Em came in to our bedroom the other night with a wicked cough. I got her some cough medicine and checked her for a temperature.  I was preparing to make her a spot in our bed when she said “I can just sleep on the couch with Fisher, Mom.”

“Are you sure?  I mean, you have a cough,” I said.  I could hear how ridiculous it sounded when it came out of my mouth.  It was a cough.  Not meningitis.  She slept that night on the couch.  And soon Lucy will take a nap without my boob in her face.  And she will be just fine.  But I don’t have to like it.

Trash

This afternoon I made the decision to Keep the flowers on my kitchen table and to Donate a few of those crummy vases from the florist that you keep stashed behind your wine glasses.  And for the Trash?

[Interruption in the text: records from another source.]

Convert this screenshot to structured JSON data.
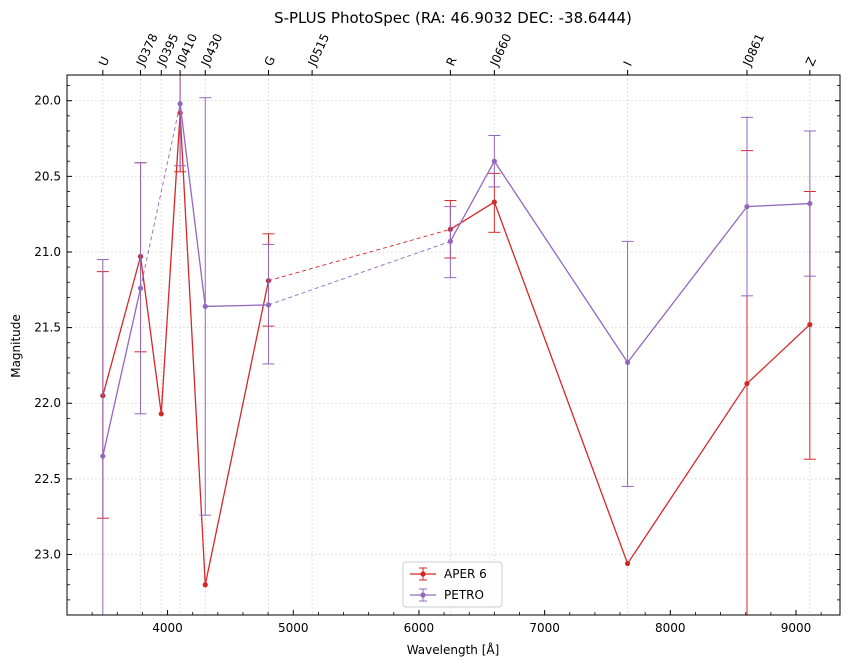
{
  "chart_data": {
    "type": "line",
    "title": "S-PLUS PhotoSpec (RA: 46.9032 DEC: -38.6444)",
    "xlabel": "Wavelength [Å]",
    "ylabel": "Magnitude",
    "xlim": [
      3200,
      9350
    ],
    "ylim": [
      23.4,
      19.83
    ],
    "y_inverted": true,
    "grid": true,
    "legend_position": "lower-center",
    "xticks": [
      4000,
      5000,
      6000,
      7000,
      8000,
      9000
    ],
    "xtick_labels": [
      "4000",
      "5000",
      "6000",
      "7000",
      "8000",
      "9000"
    ],
    "yticks": [
      20.0,
      20.5,
      21.0,
      21.5,
      22.0,
      22.5,
      23.0
    ],
    "ytick_labels": [
      "20.0",
      "20.5",
      "21.0",
      "21.5",
      "22.0",
      "22.5",
      "23.0"
    ],
    "filters": [
      {
        "name": "U",
        "wavelength": 3485
      },
      {
        "name": "J0378",
        "wavelength": 3785
      },
      {
        "name": "J0395",
        "wavelength": 3950
      },
      {
        "name": "J0410",
        "wavelength": 4100
      },
      {
        "name": "J0430",
        "wavelength": 4300
      },
      {
        "name": "G",
        "wavelength": 4803
      },
      {
        "name": "J0515",
        "wavelength": 5150
      },
      {
        "name": "R",
        "wavelength": 6250
      },
      {
        "name": "J0660",
        "wavelength": 6600
      },
      {
        "name": "I",
        "wavelength": 7660
      },
      {
        "name": "J0861",
        "wavelength": 8610
      },
      {
        "name": "Z",
        "wavelength": 9110
      }
    ],
    "series": [
      {
        "name": "APER 6",
        "color": "#d62728",
        "points": [
          {
            "x": 3485,
            "y": 21.95,
            "err_lo": 21.13,
            "err_hi": 22.76
          },
          {
            "x": 3785,
            "y": 21.03,
            "err_lo": 20.41,
            "err_hi": 21.66
          },
          {
            "x": 3950,
            "y": 22.07,
            "err_lo": null,
            "err_hi": null
          },
          {
            "x": 4100,
            "y": 20.08,
            "err_lo": 19.83,
            "err_hi": 20.47
          },
          {
            "x": 4300,
            "y": 23.2,
            "err_lo": null,
            "err_hi": null
          },
          {
            "x": 4803,
            "y": 21.19,
            "err_lo": 20.88,
            "err_hi": 21.49
          },
          {
            "x": 6250,
            "y": 20.85,
            "err_lo": 20.66,
            "err_hi": 21.04
          },
          {
            "x": 6600,
            "y": 20.67,
            "err_lo": 20.48,
            "err_hi": 20.87
          },
          {
            "x": 7660,
            "y": 23.06,
            "err_lo": null,
            "err_hi": null
          },
          {
            "x": 8610,
            "y": 21.87,
            "err_lo": 20.33,
            "err_hi": 23.4
          },
          {
            "x": 9110,
            "y": 21.48,
            "err_lo": 20.6,
            "err_hi": 22.37
          }
        ],
        "solid_segments": [
          [
            0,
            1
          ],
          [
            1,
            2
          ],
          [
            2,
            3
          ],
          [
            3,
            4
          ],
          [
            4,
            5
          ],
          [
            6,
            7
          ],
          [
            7,
            8
          ],
          [
            8,
            9
          ],
          [
            9,
            10
          ]
        ],
        "dashed_segments": [
          [
            5,
            6
          ]
        ]
      },
      {
        "name": "PETRO",
        "color": "#9467bd",
        "points": [
          {
            "x": 3485,
            "y": 22.35,
            "err_lo": 21.05,
            "err_hi": 23.4
          },
          {
            "x": 3785,
            "y": 21.24,
            "err_lo": 20.41,
            "err_hi": 22.07
          },
          {
            "x": 4100,
            "y": 20.02,
            "err_lo": 19.83,
            "err_hi": 20.43
          },
          {
            "x": 4300,
            "y": 21.36,
            "err_lo": 19.98,
            "err_hi": 22.74
          },
          {
            "x": 4803,
            "y": 21.35,
            "err_lo": 20.95,
            "err_hi": 21.74
          },
          {
            "x": 6250,
            "y": 20.93,
            "err_lo": 20.7,
            "err_hi": 21.17
          },
          {
            "x": 6600,
            "y": 20.4,
            "err_lo": 20.23,
            "err_hi": 20.57
          },
          {
            "x": 7660,
            "y": 21.73,
            "err_lo": 20.93,
            "err_hi": 22.55
          },
          {
            "x": 8610,
            "y": 20.7,
            "err_lo": 20.11,
            "err_hi": 21.29
          },
          {
            "x": 9110,
            "y": 20.68,
            "err_lo": 20.2,
            "err_hi": 21.16
          }
        ],
        "solid_segments": [
          [
            0,
            1
          ],
          [
            2,
            3
          ],
          [
            3,
            4
          ],
          [
            5,
            6
          ],
          [
            6,
            7
          ],
          [
            7,
            8
          ],
          [
            8,
            9
          ]
        ],
        "dashed_segments": [
          [
            1,
            2
          ],
          [
            4,
            5
          ]
        ]
      }
    ]
  }
}
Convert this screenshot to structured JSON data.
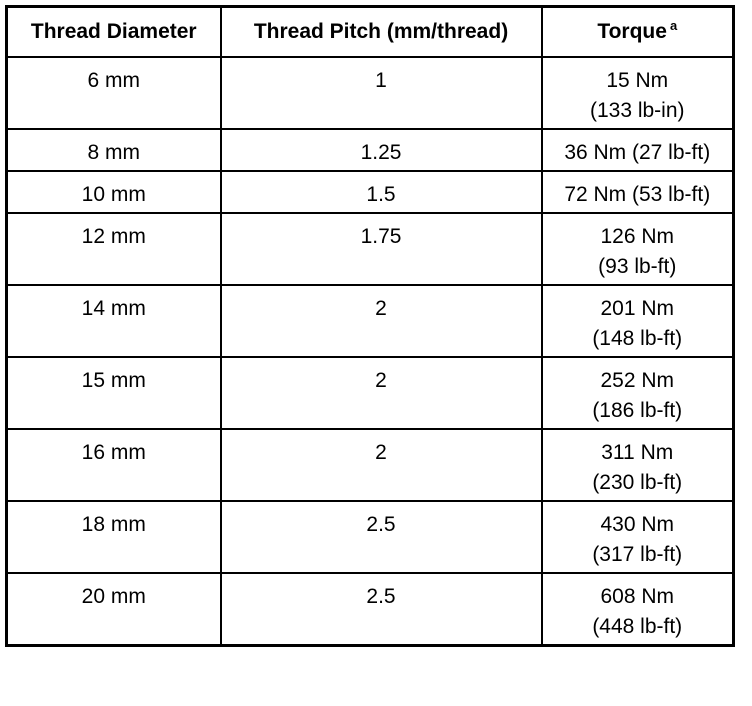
{
  "table": {
    "header": [
      "Thread Diameter",
      "Thread Pitch (mm/thread)",
      "Torque"
    ],
    "footnote_marker": "a",
    "rows": [
      [
        "6 mm",
        "1",
        [
          "15 Nm",
          "(133 lb-in)"
        ]
      ],
      [
        "8 mm",
        "1.25",
        [
          "36 Nm (27 lb-ft)"
        ]
      ],
      [
        "10 mm",
        "1.5",
        [
          "72 Nm (53 lb-ft)"
        ]
      ],
      [
        "12 mm",
        "1.75",
        [
          "126 Nm",
          "(93 lb-ft)"
        ]
      ],
      [
        "14 mm",
        "2",
        [
          "201 Nm",
          "(148 lb-ft)"
        ]
      ],
      [
        "15 mm",
        "2",
        [
          "252 Nm",
          "(186 lb-ft)"
        ]
      ],
      [
        "16 mm",
        "2",
        [
          "311 Nm",
          "(230 lb-ft)"
        ]
      ],
      [
        "18 mm",
        "2.5",
        [
          "430 Nm",
          "(317 lb-ft)"
        ]
      ],
      [
        "20 mm",
        "2.5",
        [
          "608 Nm",
          "(448 lb-ft)"
        ]
      ]
    ]
  }
}
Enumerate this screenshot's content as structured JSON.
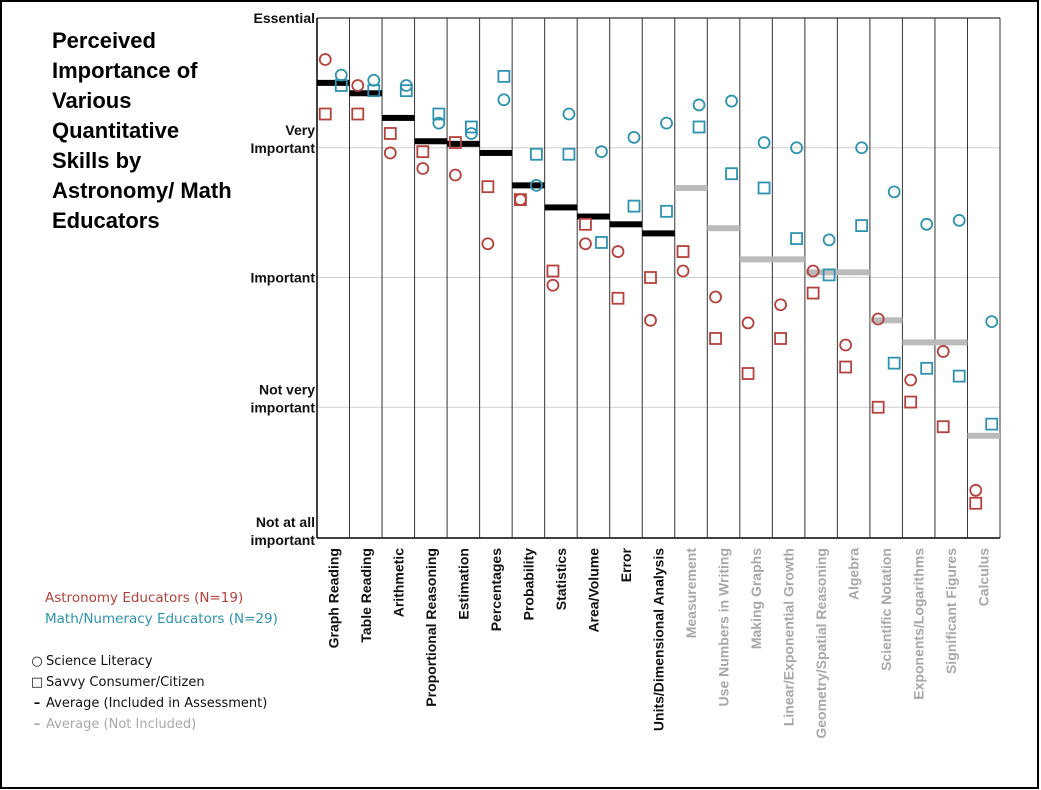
{
  "title": "Perceived Importance of Various Quantitative Skills by Astronomy/ Math Educators",
  "legend": {
    "astronomy": "Astronomy Educators (N=19)",
    "math": "Math/Numeracy Educators (N=29)",
    "science_literacy": "Science Literacy",
    "savvy_consumer": "Savvy Consumer/Citizen",
    "avg_included": "Average (Included in Assessment)",
    "avg_not_included": "Average (Not Included)"
  },
  "colors": {
    "astronomy": "#b5413c",
    "math": "#2e93b0",
    "avg_included": "#000000",
    "avg_not_included": "#bbbbbb",
    "included_label": "#111111",
    "not_included_label": "#a8a8a8"
  },
  "chart_data": {
    "type": "scatter",
    "title": "Perceived Importance of Various Quantitative Skills by Astronomy/ Math Educators",
    "ylim": [
      1,
      5
    ],
    "y_ticks": [
      {
        "value": 5,
        "label": "Essential"
      },
      {
        "value": 4,
        "label": "Very Important"
      },
      {
        "value": 3,
        "label": "Important"
      },
      {
        "value": 2,
        "label": "Not very important"
      },
      {
        "value": 1,
        "label": "Not at all important"
      }
    ],
    "grid": true,
    "categories": [
      {
        "name": "Graph Reading",
        "included": true,
        "avg": 4.5,
        "astro_circle": 4.68,
        "astro_square": 4.26,
        "math_circle": 4.56,
        "math_square": 4.48
      },
      {
        "name": "Table Reading",
        "included": true,
        "avg": 4.42,
        "astro_circle": 4.48,
        "astro_square": 4.26,
        "math_circle": 4.52,
        "math_square": 4.44
      },
      {
        "name": "Arithmetic",
        "included": true,
        "avg": 4.23,
        "astro_circle": 3.96,
        "astro_square": 4.11,
        "math_circle": 4.48,
        "math_square": 4.44
      },
      {
        "name": "Proportional Reasoning",
        "included": true,
        "avg": 4.05,
        "astro_circle": 3.84,
        "astro_square": 3.97,
        "math_circle": 4.19,
        "math_square": 4.26
      },
      {
        "name": "Estimation",
        "included": true,
        "avg": 4.03,
        "astro_circle": 3.79,
        "astro_square": 4.04,
        "math_circle": 4.11,
        "math_square": 4.16
      },
      {
        "name": "Percentages",
        "included": true,
        "avg": 3.96,
        "astro_circle": 3.26,
        "astro_square": 3.7,
        "math_circle": 4.37,
        "math_square": 4.55
      },
      {
        "name": "Probability",
        "included": true,
        "avg": 3.71,
        "astro_circle": 3.6,
        "astro_square": 3.6,
        "math_circle": 3.71,
        "math_square": 3.95
      },
      {
        "name": "Statistics",
        "included": true,
        "avg": 3.54,
        "astro_circle": 2.94,
        "astro_square": 3.05,
        "math_circle": 4.26,
        "math_square": 3.95
      },
      {
        "name": "Area/Volume",
        "included": true,
        "avg": 3.47,
        "astro_circle": 3.26,
        "astro_square": 3.41,
        "math_circle": 3.97,
        "math_square": 3.27
      },
      {
        "name": "Error",
        "included": true,
        "avg": 3.41,
        "astro_circle": 3.2,
        "astro_square": 2.84,
        "math_circle": 4.08,
        "math_square": 3.55
      },
      {
        "name": "Units/Dimensional Analysis",
        "included": true,
        "avg": 3.34,
        "astro_circle": 2.67,
        "astro_square": 3.0,
        "math_circle": 4.19,
        "math_square": 3.51
      },
      {
        "name": "Measurement",
        "included": false,
        "avg": 3.69,
        "astro_circle": 3.05,
        "astro_square": 3.2,
        "math_circle": 4.33,
        "math_square": 4.16
      },
      {
        "name": "Use Numbers in Writing",
        "included": false,
        "avg": 3.38,
        "astro_circle": 2.85,
        "astro_square": 2.53,
        "math_circle": 4.36,
        "math_square": 3.8
      },
      {
        "name": "Making Graphs",
        "included": false,
        "avg": 3.14,
        "astro_circle": 2.65,
        "astro_square": 2.26,
        "math_circle": 4.04,
        "math_square": 3.69
      },
      {
        "name": "Linear/Exponential Growth",
        "included": false,
        "avg": 3.14,
        "astro_circle": 2.79,
        "astro_square": 2.53,
        "math_circle": 4.0,
        "math_square": 3.3
      },
      {
        "name": "Geometry/Spatial Reasoning",
        "included": false,
        "avg": 3.04,
        "astro_circle": 3.05,
        "astro_square": 2.88,
        "math_circle": 3.29,
        "math_square": 3.02
      },
      {
        "name": "Algebra",
        "included": false,
        "avg": 3.04,
        "astro_circle": 2.48,
        "astro_square": 2.31,
        "math_circle": 4.0,
        "math_square": 3.4
      },
      {
        "name": "Scientific Notation",
        "included": false,
        "avg": 2.67,
        "astro_circle": 2.68,
        "astro_square": 2.0,
        "math_circle": 3.66,
        "math_square": 2.34
      },
      {
        "name": "Exponents/Logarithms",
        "included": false,
        "avg": 2.5,
        "astro_circle": 2.21,
        "astro_square": 2.04,
        "math_circle": 3.41,
        "math_square": 2.3
      },
      {
        "name": "Significant Figures",
        "included": false,
        "avg": 2.5,
        "astro_circle": 2.43,
        "astro_square": 1.85,
        "math_circle": 3.44,
        "math_square": 2.24
      },
      {
        "name": "Calculus",
        "included": false,
        "avg": 1.78,
        "astro_circle": 1.36,
        "astro_square": 1.26,
        "math_circle": 2.66,
        "math_square": 1.87
      }
    ]
  }
}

Just like I can’t figure out a way to make my baby stay a baby – I also can’t seem to figure out how to get an orchid to bloom again.  In the coming weeks while I adjust to the idea that Lucy needs to start napping on her own I am going to pretend I am crying over this orchid.  Yup.  I sure am.  Because what is more sad than an orchid without a single bloom?

*Can you name the novel the title for this post comes from?!  Bonus points if you saw this play with me a hundred years ago.